Parallèlement, la France mène :

  • des dialogues stratégiques de cybersécurité bilatéraux avec ses principaux partenaires. Ces rencontres permettent d’identifier des points de convergence à mettre en avant dans le cadre d’enceintes multilatérales et, plus globalement, de construire une relation de confiance. Ces dialogues permettent également de décider de la mise en œuvre de coopérations au niveau technique.
  • des coopérations bilatérales pilotées par l’ANSSI avec certains partenaires étrangers avec pour objectif de permettre un partage d’expérience et des bonnes pratiques sur des sujets techniques (méthodes d’analyse des menaces, certifications informatiques, résolutions d’incidents, protection des infrastructures critiques ou sécurisation de grands événements).
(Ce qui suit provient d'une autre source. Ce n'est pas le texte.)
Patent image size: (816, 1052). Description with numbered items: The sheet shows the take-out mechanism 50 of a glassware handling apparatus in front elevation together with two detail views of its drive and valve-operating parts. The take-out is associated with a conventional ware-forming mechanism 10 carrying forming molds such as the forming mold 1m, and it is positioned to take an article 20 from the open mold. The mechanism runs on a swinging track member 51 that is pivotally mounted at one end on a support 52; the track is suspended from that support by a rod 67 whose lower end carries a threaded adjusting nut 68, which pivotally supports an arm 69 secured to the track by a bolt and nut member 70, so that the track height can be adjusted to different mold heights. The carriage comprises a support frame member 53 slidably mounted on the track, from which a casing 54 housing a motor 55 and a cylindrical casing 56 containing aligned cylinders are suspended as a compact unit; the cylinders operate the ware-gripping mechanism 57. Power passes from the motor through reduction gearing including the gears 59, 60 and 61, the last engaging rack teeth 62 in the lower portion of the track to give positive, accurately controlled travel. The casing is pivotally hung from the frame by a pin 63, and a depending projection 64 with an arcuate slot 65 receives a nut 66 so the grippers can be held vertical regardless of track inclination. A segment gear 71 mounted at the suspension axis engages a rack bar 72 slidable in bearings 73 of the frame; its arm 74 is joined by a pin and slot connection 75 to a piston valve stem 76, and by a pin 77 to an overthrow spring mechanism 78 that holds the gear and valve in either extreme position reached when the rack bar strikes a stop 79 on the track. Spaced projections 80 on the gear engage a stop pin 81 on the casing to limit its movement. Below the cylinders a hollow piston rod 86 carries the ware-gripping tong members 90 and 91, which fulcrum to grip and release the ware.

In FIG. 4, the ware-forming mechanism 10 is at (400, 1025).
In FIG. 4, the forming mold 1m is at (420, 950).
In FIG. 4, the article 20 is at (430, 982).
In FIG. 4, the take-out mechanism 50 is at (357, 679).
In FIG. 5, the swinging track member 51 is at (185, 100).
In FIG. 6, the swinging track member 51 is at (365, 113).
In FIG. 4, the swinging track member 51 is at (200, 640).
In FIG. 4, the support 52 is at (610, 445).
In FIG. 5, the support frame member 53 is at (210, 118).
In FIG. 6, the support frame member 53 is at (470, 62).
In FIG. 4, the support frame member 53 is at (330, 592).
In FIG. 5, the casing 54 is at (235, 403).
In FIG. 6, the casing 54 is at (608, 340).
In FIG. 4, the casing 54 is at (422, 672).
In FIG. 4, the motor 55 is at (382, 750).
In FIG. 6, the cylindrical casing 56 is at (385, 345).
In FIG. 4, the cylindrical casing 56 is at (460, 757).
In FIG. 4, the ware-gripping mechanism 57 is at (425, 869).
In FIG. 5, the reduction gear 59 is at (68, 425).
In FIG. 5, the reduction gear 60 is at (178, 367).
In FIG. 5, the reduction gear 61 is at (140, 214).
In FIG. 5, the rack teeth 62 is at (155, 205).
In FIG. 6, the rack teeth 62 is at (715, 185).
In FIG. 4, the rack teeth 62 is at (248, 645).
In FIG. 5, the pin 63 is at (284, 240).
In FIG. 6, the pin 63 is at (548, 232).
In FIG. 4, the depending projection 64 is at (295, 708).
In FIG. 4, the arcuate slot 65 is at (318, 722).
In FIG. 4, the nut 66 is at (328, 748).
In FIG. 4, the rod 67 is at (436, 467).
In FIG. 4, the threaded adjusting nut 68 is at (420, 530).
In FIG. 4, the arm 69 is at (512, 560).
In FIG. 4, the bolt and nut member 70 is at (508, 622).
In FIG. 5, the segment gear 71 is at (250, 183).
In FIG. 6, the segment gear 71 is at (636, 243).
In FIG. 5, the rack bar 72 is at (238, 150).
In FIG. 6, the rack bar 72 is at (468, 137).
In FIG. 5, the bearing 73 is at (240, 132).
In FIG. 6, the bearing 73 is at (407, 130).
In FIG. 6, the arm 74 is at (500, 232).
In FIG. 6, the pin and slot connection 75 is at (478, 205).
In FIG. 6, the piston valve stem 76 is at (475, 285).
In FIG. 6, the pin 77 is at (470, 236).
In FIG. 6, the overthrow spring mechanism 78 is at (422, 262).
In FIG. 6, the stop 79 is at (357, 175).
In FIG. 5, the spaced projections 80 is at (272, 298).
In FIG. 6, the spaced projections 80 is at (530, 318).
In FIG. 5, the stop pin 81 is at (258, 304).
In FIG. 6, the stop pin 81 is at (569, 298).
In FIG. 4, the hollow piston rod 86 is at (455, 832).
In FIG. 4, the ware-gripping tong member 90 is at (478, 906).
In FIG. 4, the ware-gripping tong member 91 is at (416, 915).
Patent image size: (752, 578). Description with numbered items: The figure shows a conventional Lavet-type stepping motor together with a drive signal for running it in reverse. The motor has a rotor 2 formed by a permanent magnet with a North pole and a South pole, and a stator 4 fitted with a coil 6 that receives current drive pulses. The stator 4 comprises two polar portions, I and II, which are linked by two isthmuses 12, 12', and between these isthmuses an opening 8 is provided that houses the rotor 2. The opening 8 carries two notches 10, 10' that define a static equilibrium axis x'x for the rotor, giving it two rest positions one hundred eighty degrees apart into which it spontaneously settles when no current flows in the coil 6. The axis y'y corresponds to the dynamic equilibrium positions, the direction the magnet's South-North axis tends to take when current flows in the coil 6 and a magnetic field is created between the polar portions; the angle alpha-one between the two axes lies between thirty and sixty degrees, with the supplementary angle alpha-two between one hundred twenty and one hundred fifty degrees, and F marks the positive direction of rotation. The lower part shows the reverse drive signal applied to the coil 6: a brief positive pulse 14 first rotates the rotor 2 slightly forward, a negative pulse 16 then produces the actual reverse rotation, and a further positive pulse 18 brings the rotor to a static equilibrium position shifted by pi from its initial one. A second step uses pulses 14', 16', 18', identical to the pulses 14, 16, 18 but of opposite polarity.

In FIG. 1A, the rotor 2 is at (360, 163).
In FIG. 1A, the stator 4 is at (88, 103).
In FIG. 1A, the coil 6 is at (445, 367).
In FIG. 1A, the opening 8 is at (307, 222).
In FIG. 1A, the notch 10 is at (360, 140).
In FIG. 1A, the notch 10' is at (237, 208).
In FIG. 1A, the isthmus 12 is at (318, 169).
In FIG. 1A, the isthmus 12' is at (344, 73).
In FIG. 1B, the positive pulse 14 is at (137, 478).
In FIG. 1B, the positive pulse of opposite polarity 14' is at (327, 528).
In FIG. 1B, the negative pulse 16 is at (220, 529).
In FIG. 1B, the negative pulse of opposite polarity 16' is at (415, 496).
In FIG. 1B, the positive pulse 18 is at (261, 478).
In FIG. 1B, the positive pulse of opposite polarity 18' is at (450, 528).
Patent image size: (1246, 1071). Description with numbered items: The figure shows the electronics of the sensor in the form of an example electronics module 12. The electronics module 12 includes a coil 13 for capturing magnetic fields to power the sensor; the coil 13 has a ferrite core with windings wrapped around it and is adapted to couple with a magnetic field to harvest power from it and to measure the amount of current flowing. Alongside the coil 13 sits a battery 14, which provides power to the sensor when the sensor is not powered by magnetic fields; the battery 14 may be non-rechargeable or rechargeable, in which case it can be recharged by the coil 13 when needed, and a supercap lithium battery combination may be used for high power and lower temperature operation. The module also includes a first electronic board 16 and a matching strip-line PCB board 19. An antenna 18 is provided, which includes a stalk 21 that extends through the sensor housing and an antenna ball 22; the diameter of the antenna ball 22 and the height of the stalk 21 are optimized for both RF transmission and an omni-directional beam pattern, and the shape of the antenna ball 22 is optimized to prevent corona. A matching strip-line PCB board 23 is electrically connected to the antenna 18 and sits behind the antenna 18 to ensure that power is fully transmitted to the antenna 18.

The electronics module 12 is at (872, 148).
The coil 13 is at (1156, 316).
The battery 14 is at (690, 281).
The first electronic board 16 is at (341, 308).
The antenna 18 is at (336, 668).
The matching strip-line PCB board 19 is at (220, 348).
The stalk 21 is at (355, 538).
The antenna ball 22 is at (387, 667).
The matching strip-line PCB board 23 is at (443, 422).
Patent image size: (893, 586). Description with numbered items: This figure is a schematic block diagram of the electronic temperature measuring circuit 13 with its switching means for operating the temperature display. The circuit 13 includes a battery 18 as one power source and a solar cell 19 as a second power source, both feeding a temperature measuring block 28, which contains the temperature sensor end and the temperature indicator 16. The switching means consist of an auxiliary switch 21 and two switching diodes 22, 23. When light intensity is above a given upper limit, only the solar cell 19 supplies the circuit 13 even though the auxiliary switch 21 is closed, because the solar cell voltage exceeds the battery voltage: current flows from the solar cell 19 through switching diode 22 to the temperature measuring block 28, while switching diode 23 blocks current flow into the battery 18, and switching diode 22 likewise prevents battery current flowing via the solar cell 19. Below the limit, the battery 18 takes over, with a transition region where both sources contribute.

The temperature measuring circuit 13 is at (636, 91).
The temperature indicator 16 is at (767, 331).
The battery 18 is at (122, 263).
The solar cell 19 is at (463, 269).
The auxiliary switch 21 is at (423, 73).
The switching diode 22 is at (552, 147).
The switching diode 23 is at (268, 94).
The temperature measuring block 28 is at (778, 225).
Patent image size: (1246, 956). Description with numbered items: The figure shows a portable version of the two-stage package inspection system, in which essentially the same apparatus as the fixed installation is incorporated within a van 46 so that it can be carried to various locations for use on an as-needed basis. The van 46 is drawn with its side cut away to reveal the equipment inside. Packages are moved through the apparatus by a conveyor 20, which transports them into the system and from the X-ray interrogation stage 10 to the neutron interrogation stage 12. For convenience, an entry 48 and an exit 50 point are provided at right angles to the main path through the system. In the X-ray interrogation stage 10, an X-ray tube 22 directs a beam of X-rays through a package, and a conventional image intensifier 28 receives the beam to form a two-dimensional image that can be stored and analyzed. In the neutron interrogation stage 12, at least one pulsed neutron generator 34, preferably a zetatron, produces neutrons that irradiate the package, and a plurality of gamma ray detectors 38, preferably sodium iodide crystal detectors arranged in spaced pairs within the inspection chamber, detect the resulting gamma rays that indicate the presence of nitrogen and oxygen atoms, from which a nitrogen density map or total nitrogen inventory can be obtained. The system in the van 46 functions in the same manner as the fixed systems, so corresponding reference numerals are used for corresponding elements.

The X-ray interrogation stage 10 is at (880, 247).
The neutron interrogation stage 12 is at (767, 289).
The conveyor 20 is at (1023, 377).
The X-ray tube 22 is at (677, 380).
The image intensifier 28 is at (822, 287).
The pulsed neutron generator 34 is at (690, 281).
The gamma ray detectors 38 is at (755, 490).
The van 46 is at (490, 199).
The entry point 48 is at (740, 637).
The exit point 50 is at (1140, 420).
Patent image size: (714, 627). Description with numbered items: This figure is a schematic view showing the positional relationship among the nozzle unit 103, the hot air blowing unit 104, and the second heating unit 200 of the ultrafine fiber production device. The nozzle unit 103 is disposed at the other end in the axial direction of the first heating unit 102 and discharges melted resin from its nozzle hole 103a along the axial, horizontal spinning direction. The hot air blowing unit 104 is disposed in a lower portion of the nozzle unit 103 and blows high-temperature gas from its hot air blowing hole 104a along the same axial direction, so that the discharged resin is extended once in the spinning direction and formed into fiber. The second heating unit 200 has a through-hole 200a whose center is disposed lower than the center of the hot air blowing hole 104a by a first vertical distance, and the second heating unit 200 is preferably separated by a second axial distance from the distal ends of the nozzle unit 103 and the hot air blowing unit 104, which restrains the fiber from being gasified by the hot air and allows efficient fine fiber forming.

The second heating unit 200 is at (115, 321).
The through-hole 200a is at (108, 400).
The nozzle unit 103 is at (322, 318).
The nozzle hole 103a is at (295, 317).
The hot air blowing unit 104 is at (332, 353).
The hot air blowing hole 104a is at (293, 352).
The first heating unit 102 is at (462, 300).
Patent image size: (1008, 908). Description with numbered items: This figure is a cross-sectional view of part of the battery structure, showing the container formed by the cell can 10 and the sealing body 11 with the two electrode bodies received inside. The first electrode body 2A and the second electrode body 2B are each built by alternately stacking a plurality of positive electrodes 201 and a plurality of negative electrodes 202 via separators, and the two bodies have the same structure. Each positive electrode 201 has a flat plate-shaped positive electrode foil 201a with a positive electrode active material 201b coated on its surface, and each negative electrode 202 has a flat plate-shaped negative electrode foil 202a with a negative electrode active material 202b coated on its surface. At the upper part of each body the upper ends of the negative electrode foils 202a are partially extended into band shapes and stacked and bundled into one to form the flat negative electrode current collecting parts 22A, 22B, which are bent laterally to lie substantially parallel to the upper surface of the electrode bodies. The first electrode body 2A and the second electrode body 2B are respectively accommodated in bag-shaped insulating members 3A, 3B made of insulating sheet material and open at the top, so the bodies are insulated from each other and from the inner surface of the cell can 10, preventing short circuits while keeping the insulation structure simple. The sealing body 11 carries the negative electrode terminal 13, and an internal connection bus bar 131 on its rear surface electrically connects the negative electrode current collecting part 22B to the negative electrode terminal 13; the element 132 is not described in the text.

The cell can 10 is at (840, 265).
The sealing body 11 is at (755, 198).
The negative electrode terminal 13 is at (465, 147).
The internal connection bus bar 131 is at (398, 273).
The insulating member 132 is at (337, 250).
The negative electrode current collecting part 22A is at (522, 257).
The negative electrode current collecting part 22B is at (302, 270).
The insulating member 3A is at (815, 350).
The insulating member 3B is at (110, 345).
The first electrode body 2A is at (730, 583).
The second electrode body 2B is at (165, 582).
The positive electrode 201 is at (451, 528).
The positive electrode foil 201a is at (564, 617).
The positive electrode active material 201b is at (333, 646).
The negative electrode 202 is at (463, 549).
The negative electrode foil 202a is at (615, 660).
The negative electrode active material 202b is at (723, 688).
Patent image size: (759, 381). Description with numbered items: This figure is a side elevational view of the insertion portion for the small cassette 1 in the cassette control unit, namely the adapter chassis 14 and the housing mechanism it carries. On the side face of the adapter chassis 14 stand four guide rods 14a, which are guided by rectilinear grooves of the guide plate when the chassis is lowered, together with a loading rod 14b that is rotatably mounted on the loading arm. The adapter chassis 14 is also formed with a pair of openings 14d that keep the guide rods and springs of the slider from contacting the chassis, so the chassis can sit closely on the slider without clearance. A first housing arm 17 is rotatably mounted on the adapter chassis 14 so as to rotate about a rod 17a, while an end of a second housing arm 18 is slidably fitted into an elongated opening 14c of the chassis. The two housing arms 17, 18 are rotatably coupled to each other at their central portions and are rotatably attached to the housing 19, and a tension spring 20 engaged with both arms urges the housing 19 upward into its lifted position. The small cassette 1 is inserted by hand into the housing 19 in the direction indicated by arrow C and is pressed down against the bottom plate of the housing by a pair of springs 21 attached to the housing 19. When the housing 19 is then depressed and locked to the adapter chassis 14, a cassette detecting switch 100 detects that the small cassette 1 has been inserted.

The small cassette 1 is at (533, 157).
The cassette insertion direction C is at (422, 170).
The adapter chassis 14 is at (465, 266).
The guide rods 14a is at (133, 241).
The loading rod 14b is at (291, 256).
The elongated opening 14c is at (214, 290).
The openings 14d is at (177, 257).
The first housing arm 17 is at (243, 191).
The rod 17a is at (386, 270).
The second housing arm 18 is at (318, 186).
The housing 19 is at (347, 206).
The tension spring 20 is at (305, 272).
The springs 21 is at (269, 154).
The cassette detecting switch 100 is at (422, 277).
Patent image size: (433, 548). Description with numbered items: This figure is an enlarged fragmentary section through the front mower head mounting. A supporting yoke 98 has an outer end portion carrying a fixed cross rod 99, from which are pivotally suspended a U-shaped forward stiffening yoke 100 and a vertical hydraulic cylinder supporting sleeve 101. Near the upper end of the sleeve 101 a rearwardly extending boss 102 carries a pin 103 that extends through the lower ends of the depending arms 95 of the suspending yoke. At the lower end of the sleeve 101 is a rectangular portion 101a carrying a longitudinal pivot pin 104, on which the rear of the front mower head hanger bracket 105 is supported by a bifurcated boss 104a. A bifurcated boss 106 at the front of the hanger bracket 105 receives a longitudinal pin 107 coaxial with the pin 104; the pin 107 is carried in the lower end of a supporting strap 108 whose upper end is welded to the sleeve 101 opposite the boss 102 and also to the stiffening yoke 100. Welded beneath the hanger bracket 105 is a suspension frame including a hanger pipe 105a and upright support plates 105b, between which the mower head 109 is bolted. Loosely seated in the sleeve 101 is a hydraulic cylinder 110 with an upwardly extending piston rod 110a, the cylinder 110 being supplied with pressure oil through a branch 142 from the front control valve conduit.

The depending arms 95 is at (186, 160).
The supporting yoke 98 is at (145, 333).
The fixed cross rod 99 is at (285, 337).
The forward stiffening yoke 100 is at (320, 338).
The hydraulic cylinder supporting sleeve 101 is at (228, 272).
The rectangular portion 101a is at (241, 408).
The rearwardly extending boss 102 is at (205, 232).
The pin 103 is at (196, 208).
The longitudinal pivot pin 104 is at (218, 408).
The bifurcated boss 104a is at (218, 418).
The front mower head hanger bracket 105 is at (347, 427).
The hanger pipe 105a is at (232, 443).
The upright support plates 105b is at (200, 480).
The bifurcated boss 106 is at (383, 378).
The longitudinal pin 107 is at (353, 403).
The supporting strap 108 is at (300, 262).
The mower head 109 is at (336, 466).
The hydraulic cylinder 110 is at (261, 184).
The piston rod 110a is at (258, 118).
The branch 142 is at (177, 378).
Le Ministère de la Justice et le Ministère de l’Intérieur développent également des coopérations bilatérales entre services d’enquêtes ou judiciaires sur des thématiques de lutte contre la cybercriminalité.

Appel de Christchurch

Pour garantir la sécurité et la confiance en ligne, la France est également active dans la lutte contre les contenus illicites sur Internet. A ce titre, la France et la Nouvelle-Zélande ont lancé l’Appel de Christchurch en mai 2018 à Paris pour la suppression des contenus terroristes et extrémistes violents en ligne.
La France souhaite qu’un cadre réglementaire adapté puisse être développé au niveau européen et elle maintient un niveau de coopération élevé avec les grandes entreprises du numérique et la société civile.
=> En savoir plus sur l’Appel de Christchurch

*Résilience : pour les systèmes numériques, la résilience est un ensemble de mesures préventives permettant de maintenir le fonctionner malgré une panne, un sinistre ou un piratage informatique.